A friend of mine who works in the automotive industry was telling me today about poka-yoke. (Or "pokayoke".) Pronounced to rhyme with "okey dokey", and meaning "mistake proofing" it is a Japanese word for a design concept; making components so that the only way they will plug together or be used is the correct way, so as to reduce errors in assembly. Ports on your computer would be a good example - most are asymmetric or have missing pins so that you can't successfully plug a peripheral cable in upside down.
The idea of designing a process so that mistakes are (preferably) impossible or at least easy to detect and understand is of course more widely applicable than just to the field of plugging things in. John Grout's mistake-proofing center has a page of examples of various kinds of physical objects that are designed in a mistake-proofing kind of way. Clearly poka-yoke is a concept that has a lot in common with usability, and this article "Using Poka-Yoke Techniques for Early Defect Detection" ( by Harry Robinson , a Paper presented at the Sixth International Conference on Software Testing Analysis and Review (STAR'97)) discusses applying the concept to software design - for example, the keyboard shortcuts for program menus.
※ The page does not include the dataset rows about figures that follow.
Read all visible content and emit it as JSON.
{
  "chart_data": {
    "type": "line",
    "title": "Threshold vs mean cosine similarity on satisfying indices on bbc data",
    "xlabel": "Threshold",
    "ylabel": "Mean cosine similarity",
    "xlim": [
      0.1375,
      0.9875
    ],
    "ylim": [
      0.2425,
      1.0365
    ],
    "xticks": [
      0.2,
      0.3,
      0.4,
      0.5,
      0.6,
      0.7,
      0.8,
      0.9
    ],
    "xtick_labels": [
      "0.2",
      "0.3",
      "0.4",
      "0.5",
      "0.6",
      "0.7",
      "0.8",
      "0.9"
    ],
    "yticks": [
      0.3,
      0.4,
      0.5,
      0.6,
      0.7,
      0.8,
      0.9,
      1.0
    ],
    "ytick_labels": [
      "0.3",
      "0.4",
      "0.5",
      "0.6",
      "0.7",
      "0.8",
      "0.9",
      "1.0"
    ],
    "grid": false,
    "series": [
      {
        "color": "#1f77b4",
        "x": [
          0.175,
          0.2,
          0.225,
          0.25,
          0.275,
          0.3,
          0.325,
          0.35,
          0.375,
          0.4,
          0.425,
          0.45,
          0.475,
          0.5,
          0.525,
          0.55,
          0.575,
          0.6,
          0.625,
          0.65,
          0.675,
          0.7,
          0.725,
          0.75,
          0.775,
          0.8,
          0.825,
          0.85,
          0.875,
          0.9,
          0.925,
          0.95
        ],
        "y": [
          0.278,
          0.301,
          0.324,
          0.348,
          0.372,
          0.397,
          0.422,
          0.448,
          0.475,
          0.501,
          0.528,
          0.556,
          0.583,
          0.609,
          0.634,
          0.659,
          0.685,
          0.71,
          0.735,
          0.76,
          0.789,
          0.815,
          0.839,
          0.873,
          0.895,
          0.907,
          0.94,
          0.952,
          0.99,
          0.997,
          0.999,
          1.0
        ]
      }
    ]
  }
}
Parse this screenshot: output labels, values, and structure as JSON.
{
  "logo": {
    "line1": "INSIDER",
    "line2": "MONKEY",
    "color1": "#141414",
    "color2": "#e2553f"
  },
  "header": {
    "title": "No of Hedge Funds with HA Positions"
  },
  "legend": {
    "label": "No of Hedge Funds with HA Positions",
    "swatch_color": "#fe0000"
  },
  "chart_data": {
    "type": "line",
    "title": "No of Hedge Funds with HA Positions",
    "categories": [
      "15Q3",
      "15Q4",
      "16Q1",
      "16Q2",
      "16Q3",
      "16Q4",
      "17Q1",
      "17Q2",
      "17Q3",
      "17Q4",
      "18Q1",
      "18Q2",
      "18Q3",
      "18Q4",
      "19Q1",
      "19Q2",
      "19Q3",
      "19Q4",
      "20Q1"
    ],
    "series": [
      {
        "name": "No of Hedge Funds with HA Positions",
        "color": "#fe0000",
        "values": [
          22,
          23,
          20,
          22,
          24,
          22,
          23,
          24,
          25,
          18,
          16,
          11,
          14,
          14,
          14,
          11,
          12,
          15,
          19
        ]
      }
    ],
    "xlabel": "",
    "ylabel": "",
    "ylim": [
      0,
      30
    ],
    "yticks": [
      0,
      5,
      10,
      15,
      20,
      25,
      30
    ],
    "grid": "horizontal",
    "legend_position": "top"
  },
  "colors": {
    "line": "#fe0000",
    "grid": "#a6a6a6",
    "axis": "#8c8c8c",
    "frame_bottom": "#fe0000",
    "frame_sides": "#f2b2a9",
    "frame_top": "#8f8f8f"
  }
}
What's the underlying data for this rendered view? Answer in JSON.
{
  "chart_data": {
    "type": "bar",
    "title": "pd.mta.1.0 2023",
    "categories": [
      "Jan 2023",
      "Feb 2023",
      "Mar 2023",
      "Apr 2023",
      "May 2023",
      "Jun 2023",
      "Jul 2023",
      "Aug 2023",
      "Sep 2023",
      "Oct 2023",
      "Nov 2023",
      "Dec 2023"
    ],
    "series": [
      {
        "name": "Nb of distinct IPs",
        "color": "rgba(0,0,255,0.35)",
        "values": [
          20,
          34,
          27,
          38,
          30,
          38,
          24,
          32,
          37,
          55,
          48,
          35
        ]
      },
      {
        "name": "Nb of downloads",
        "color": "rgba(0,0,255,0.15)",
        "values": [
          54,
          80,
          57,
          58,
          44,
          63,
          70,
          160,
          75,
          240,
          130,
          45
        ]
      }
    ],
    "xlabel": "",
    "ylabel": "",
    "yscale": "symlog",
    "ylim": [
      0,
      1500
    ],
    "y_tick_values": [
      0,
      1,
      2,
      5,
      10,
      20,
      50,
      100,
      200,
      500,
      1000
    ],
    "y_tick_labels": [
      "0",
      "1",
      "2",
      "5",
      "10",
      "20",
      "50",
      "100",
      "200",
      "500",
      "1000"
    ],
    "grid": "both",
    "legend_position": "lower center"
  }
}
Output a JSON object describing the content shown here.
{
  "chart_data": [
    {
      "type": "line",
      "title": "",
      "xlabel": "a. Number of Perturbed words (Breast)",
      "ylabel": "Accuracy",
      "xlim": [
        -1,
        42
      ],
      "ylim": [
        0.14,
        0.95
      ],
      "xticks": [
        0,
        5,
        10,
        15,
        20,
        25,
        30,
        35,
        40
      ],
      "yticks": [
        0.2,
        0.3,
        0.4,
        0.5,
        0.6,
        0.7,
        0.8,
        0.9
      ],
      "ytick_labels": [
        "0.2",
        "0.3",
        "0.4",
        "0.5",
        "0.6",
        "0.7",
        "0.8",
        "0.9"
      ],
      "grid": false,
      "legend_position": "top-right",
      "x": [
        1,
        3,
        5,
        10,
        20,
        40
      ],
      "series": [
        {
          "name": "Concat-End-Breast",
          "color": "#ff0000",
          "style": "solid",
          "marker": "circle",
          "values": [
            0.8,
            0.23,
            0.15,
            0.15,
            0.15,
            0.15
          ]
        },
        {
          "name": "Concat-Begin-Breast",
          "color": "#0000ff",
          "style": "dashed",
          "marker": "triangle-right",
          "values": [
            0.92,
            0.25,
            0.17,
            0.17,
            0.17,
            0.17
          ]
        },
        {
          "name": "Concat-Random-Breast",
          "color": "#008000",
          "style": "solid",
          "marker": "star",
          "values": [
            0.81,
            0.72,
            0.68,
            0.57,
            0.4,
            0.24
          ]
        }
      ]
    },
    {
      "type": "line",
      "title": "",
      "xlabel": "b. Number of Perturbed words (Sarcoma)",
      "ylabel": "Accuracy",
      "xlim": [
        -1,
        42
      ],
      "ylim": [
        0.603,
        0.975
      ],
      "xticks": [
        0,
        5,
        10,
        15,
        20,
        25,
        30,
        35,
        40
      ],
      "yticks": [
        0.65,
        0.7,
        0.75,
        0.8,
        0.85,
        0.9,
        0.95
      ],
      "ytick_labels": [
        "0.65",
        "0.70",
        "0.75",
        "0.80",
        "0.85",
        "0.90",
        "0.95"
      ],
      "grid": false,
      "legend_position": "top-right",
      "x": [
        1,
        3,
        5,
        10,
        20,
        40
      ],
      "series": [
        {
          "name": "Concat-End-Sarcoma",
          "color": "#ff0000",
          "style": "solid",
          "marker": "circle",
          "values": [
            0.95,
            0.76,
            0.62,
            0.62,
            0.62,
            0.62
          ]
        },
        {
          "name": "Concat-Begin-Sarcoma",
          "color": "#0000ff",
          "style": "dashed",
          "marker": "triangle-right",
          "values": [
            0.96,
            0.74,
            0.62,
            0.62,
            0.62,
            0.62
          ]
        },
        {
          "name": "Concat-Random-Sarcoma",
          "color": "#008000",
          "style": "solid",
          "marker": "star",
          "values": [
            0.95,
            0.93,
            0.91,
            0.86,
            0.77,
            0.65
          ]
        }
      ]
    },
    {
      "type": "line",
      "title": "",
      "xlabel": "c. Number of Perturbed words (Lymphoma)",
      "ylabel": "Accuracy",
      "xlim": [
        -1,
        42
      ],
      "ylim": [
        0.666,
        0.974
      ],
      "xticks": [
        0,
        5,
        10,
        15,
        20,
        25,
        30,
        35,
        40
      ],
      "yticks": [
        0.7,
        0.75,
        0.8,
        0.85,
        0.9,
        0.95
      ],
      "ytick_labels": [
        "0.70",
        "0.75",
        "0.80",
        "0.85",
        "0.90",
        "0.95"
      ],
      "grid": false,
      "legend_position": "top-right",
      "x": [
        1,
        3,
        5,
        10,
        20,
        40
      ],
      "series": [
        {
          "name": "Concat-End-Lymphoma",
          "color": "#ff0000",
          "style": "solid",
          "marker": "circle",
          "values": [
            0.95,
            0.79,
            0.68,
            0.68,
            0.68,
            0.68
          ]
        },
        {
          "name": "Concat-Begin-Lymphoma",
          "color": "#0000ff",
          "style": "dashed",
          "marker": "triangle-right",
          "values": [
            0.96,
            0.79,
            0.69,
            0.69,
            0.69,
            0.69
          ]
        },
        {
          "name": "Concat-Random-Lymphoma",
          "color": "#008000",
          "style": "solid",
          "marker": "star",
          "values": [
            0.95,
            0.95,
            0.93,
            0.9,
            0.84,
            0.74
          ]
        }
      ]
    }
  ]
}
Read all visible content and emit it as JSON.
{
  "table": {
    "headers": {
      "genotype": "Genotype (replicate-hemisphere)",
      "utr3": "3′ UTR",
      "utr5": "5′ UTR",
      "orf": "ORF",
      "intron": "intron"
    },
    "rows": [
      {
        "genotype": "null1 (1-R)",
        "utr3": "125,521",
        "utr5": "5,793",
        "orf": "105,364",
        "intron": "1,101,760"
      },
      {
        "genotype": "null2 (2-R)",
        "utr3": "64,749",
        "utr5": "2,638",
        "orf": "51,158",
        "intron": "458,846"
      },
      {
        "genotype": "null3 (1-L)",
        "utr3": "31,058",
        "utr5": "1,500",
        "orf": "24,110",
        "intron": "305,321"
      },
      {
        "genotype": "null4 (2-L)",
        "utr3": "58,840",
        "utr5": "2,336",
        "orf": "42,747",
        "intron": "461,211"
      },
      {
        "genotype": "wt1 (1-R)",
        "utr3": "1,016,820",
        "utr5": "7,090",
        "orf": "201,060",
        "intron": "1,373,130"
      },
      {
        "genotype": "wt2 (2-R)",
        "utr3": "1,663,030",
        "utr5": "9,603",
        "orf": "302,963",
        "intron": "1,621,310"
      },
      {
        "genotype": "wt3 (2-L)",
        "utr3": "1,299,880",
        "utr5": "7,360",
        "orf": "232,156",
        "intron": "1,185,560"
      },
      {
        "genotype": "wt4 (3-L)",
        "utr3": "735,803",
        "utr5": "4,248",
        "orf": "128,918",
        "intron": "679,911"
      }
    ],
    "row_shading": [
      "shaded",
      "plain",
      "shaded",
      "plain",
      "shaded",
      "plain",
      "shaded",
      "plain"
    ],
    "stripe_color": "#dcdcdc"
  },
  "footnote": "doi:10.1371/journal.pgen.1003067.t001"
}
It's not to be confused with pokeoke: which is possibly an alternative spelling but is also a gathering where the entertainment consists of poker and karaoke :-)
It's also, of course a fun word to say - even better than saying "flong".
NB- this article was first posted 18 Feb 07, then was edited on 20 Feb (when I was tipped off that poka-yoke was a more common spelling than my original guess of pokey-okey, and so discovered some more web resources).